The sharp drop in palay prices amid record-high production has prompted President Ferdinand Marcos Jr. to seriously consider suspending rice importation and immediately raising tariffs, Agriculture Secretary Francisco P. Tiu Laurel Jr. said.
According to Tiu Laurel, increasing the rice import tariff from the current 15 percent could help curb excessive imports while generating much-needed revenue to support programs that boost local farmers’ productivity and competitiveness.
“This is a delicate balancing act between our duty to protect rice farmers from those who undervalue their produce and ensuring consumers have access to affordable rice,” the Secretary said.

Tiu Laurel also expressed gratitude to House Agriculture Committee Chairman and Quezon Rep. Mark Enverga for providing valuable insights as the Department of Agriculture (DA) finalized its position on the palay issue.
Congressman Enverga likewise pledged support for proposed amendments to the Rice Tariffication Law (RTL), which aim to restore the regulatory powers of the National Food Authority (NFA) and grant the DA greater flexibility in managing rice supply and pricing.
Enacted in 2018 to liberalize rice importation, the RTL empowers the President to halt imports under specific conditions.
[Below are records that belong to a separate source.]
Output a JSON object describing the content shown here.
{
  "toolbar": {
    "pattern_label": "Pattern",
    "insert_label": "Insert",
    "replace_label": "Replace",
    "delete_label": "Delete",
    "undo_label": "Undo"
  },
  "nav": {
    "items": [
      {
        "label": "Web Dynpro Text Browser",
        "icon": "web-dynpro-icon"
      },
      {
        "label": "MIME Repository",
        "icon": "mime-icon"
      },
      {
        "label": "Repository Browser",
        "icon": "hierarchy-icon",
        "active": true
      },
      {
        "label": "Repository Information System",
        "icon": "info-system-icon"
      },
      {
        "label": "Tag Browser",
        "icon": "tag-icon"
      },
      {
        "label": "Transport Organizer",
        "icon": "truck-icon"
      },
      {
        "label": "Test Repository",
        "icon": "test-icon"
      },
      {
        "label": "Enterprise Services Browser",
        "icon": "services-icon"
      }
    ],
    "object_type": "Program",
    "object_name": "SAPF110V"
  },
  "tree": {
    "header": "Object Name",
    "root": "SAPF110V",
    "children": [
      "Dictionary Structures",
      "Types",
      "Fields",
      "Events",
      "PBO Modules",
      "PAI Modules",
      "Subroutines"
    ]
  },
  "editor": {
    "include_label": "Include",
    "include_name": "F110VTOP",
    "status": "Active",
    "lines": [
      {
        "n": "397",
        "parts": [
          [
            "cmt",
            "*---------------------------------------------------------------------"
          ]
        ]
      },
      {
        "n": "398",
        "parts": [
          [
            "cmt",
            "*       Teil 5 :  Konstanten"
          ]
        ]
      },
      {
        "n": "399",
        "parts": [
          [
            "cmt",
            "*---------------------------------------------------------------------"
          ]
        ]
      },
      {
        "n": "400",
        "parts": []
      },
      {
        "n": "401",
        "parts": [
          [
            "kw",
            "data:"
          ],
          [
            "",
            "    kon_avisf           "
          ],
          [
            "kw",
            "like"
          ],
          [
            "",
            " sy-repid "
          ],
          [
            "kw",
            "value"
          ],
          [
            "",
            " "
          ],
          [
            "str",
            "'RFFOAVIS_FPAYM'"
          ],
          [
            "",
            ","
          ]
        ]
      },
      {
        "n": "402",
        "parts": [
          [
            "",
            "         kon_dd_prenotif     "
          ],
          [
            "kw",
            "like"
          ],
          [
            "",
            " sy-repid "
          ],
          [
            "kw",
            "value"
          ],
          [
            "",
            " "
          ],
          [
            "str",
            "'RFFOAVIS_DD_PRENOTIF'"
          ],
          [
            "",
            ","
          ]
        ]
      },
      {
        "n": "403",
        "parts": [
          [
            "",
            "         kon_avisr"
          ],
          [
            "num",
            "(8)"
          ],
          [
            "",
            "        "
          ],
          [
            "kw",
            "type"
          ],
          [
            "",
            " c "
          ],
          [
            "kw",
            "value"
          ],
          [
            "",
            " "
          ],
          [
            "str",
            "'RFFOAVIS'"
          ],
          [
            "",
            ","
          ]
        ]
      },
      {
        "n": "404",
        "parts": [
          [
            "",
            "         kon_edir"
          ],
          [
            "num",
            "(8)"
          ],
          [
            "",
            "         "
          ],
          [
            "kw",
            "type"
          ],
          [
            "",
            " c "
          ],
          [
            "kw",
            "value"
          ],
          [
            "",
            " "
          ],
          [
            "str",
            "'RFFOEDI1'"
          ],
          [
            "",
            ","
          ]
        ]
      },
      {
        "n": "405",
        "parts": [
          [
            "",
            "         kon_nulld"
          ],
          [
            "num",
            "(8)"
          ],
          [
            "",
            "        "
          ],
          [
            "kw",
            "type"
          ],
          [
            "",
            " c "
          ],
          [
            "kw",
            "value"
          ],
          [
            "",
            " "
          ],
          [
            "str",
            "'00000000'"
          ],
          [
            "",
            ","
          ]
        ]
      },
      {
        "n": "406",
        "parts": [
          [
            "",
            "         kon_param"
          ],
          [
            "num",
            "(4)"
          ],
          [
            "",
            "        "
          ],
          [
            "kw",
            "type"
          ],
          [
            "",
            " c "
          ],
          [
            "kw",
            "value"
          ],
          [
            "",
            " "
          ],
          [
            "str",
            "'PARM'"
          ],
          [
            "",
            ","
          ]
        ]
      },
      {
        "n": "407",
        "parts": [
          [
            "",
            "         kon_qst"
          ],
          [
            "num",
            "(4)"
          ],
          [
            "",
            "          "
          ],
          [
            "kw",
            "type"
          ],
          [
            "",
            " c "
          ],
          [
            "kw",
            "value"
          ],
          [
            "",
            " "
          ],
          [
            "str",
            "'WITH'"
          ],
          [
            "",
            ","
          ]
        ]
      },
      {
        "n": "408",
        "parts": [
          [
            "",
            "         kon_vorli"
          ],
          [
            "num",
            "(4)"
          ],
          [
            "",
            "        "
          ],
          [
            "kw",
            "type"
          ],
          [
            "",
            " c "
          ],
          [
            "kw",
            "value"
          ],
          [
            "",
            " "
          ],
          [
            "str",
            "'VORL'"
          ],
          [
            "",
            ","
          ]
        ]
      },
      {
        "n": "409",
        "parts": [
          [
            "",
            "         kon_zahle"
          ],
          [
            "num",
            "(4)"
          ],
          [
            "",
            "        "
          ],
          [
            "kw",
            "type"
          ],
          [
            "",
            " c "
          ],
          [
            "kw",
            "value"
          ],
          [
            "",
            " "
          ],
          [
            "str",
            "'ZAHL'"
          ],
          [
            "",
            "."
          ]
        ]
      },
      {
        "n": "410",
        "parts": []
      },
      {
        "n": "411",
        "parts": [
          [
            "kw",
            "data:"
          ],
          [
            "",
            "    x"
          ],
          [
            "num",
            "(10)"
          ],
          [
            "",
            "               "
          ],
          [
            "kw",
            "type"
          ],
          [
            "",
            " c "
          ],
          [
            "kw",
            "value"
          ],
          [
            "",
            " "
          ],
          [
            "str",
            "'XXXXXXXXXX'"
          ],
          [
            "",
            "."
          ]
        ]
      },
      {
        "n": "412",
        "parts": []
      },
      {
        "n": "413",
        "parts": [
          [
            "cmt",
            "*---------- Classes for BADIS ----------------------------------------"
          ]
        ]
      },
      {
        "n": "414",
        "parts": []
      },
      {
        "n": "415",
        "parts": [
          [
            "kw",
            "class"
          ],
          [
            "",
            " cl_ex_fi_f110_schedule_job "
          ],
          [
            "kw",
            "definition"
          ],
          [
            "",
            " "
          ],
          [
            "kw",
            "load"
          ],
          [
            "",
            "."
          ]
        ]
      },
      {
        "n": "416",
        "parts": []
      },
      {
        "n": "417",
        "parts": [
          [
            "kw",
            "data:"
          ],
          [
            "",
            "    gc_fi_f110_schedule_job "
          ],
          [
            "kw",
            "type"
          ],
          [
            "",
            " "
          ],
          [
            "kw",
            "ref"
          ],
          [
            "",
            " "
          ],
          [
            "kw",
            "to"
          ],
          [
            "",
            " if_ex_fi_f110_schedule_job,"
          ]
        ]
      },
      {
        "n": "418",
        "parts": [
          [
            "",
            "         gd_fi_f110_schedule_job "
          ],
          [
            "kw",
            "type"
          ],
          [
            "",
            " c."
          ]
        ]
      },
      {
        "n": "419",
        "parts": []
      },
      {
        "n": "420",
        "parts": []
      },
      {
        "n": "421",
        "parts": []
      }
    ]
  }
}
Section 3, as amended by Republic Act No. 12078 last December, allows the President to suspend or prohibit further importation “when there is an excessive supply of imported or locally produced rice resulting in an extraordinary decrease in local prices.” The suspension may apply for a specific period or volume until supply and prices stabilize.
While the agriculture chief supports a gradual increase in tariffs—initially to 25 percent, then up to 35 percent—to avoid disrupting the rice value chain and harming consumers, he stressed that the final decision rests with President Marcos.
In July 2024, President Marcos reduced rice tariffs to 15 percent to provide relief to consumers amid soaring world prices at that time. That move, along with other DA initiatives—including the implementation of a maximum suggested retail price for imported 5 percent broken DT8 rice starting January—helped bring down prices of imported rice from over P60 per kilo to around P43 per kilo today.
Globally, bumper harvests—as well as lifting of India rice export ban, a record-breaking 9.08 million metric tons of palay produced by the Philippines in the first half of the year—have put downward pressure on prices, particularly from exporting countries. From over USD700 per metric ton, Vietnamese rice DT8 variety which is the main type that is now widely favored by the philippine market now sells for USD470 per ton, freight-on-board as of last week.
With cheaper imports flooding the market, reports indicate that some private traders are now buying palay for as low as P8 to P10 per kilo—well below the production cost of P12 to P14 per kilo. Farmers have attributed this sharp decline to the influx of cheaper imported rice.
Currently, the landed cost of 5 percent broken imported rice has dropped to about P35 per kilo—or even lower in some cases.